Volatile session for FTSE as anxiety over China continues
The FTSE 100 Index endured a volatile session today in a see-saw of ups and downs amid continuing anxiety over China.
Early trading saw the index of the top 100 UK-listed companies slump more than 100 points to below 6,000, wiping more than £30 billion off their combined value.
Sentiment later recovered gradually to see it edge above its closing mark but it then fell back into the red, despite stocks in New York surging higher on the opening bell in Wall Street - after encouraging US factory data.
London's listed mining giants - which have been badly hit by the slowdown in China and its impact on commodity prices - were at the heart of the volatility, seeing both falls and climbs during the day.
The latest turbulence came after a 3.1% rise in the FTSE 100 in the previous session, boosted by an interest rate cut from China.
That had followed a 10-day run of declines for the index, its longest losing streak since 2003, including a 4.7% fall on Monday that was the joint-worst one-day drop since the dark days of the downturn in 2009.
The latest session in London saw an initial steep fall of around 130 points, or 2%, following a Wall Street slump late the previous day and another fall overnight for China's Shanghai Composite.
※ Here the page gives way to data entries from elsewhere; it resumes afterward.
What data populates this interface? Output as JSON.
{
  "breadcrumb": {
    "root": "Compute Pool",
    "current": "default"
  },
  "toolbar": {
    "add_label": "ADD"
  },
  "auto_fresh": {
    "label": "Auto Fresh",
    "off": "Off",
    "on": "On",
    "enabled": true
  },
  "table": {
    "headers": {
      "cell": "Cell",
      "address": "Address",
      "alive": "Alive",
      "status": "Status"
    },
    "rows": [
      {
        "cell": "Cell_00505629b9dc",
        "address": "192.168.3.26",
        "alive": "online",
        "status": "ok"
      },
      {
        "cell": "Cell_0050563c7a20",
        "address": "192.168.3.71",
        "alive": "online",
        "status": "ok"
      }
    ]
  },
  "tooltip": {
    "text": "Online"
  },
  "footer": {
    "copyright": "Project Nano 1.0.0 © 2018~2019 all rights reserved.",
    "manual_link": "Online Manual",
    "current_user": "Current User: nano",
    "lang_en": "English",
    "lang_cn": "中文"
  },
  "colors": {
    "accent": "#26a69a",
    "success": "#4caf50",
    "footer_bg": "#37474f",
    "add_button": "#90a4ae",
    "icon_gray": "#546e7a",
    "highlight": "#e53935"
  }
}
Connor Campbell, financial analyst at Spreadex, said European markets had later been buoyed up by hints that the European Central Bank would be ready to inject more stimulus into the eurozone economy if needed.
But he added: "Such robust trading couldn't last long, with losses beginning to widen once again after the post-US open dust settled."
He said the situation would become even more complicated tomorrow with the latest second quarter US growth estimate expected to see the performance of the world's biggest economy revised up.
Yet the reading "might struggle to make itself heard if the markets have to endure another choppy Asian session".
Global markets have been rocked in recent weeks by the slowdown in China, the world's second biggest economy, and the depreciation of the yuan.
Chancellor George Osborne has said the volatility showed that "lots of risks" remained in the global economy and that Britain was "not immune to what goes on in the world".
Recent falls have seen the FTSE 100 fall into "correction" territory, more than 10% off its all-time closing high of 7,104 in April.